Diversos cambios histoquímicos relacionados con la edad contribuyen a la deshidratación, atrofia y pérdida de elasticidad que caracterizan la piel envejecida a nivel subcutáneo, epidérmico y dérmico.
Comprendiendo estos cambios En el tejido subcutáneo, se observa una reducción en el tamaño de los polímeros de ácido hialurónico (AH). En la epidermis, se observa una marcada disminución del AH, lo que conlleva una pérdida de hidratación cutánea. En la dermis, el AH permanece presente, pero pierde sus propiedades. A esto se suma la pérdida constante de colágeno con la edad.
Cambios en la elasticidad Las consecuencias de la disminución del contenido de AH en la piel envejecida provocan alteraciones como la pérdida del soporte microvascular, la aparición de arrugas y líneas de expresión, y cambios en la elasticidad.

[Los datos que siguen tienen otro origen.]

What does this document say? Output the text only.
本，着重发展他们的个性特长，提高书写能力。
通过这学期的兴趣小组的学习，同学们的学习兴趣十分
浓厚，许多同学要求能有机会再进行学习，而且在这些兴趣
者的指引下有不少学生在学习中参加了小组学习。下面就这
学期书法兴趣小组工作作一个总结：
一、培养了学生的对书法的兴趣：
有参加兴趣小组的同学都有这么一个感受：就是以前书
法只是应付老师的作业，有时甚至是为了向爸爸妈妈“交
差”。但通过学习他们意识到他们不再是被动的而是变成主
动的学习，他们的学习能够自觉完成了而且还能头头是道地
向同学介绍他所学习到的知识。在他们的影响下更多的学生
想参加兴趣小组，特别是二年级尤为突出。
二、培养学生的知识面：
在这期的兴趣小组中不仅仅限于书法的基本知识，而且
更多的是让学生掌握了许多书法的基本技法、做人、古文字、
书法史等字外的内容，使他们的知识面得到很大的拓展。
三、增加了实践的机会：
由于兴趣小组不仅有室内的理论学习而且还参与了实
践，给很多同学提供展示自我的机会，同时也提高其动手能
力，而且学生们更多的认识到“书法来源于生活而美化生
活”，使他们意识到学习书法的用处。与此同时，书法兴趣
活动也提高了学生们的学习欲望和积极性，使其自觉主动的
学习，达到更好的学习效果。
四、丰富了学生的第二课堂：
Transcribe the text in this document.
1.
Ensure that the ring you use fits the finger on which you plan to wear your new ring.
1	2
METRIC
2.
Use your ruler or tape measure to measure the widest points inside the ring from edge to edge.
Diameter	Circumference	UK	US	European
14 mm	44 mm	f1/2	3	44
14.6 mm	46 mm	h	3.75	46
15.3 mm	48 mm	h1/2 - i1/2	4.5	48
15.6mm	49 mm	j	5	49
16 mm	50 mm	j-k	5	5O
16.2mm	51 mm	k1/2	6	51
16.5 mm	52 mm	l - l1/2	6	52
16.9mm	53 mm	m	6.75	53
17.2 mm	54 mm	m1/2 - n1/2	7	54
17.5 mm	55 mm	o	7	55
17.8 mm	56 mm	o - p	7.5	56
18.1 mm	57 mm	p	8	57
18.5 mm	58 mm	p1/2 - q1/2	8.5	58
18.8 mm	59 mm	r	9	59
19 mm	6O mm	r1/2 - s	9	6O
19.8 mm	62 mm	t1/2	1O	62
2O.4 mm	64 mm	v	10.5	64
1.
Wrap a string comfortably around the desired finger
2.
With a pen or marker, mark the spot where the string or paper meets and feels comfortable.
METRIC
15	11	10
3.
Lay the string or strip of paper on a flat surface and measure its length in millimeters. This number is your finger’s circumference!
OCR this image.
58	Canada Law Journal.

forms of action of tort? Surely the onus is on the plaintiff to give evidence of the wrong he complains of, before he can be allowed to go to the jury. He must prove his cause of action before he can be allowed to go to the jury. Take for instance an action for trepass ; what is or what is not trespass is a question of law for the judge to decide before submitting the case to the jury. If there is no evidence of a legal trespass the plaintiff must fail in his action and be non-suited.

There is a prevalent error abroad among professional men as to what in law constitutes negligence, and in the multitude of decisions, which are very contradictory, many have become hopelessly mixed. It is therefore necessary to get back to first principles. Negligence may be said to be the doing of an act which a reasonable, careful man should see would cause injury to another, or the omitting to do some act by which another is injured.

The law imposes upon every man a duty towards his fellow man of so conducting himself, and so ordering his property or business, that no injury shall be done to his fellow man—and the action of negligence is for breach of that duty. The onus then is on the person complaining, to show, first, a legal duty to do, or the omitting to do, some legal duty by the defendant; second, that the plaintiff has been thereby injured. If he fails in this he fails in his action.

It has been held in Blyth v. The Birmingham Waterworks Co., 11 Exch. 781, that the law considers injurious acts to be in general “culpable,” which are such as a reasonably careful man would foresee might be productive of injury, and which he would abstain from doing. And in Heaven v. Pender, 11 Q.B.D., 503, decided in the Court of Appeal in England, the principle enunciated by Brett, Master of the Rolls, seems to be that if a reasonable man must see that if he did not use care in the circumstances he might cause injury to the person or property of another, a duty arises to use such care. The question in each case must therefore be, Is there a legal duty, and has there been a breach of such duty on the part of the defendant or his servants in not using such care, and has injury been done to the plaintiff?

Ácido Hialurónico y Glicerol La inyección de moléculas biocompatibles y totalmente absorbibles en la dermis superficial mediante un implante de gel inyectable que contiene 18 mg/ml de ácido hialurónico y 20 mg/ml de glicerol ayuda a conseguir una piel más firme, luminosa e hidratada.
Mejora del Envejecimiento de la Piel El ácido hialurónico mejora la luminosidad de la piel, reduce la aspereza y mejora eficazmente los signos del envejecimiento. El glicerol es un potente agente hidratante que contribuye a la elasticidad de la piel y potencia la acción del ácido hialurónico.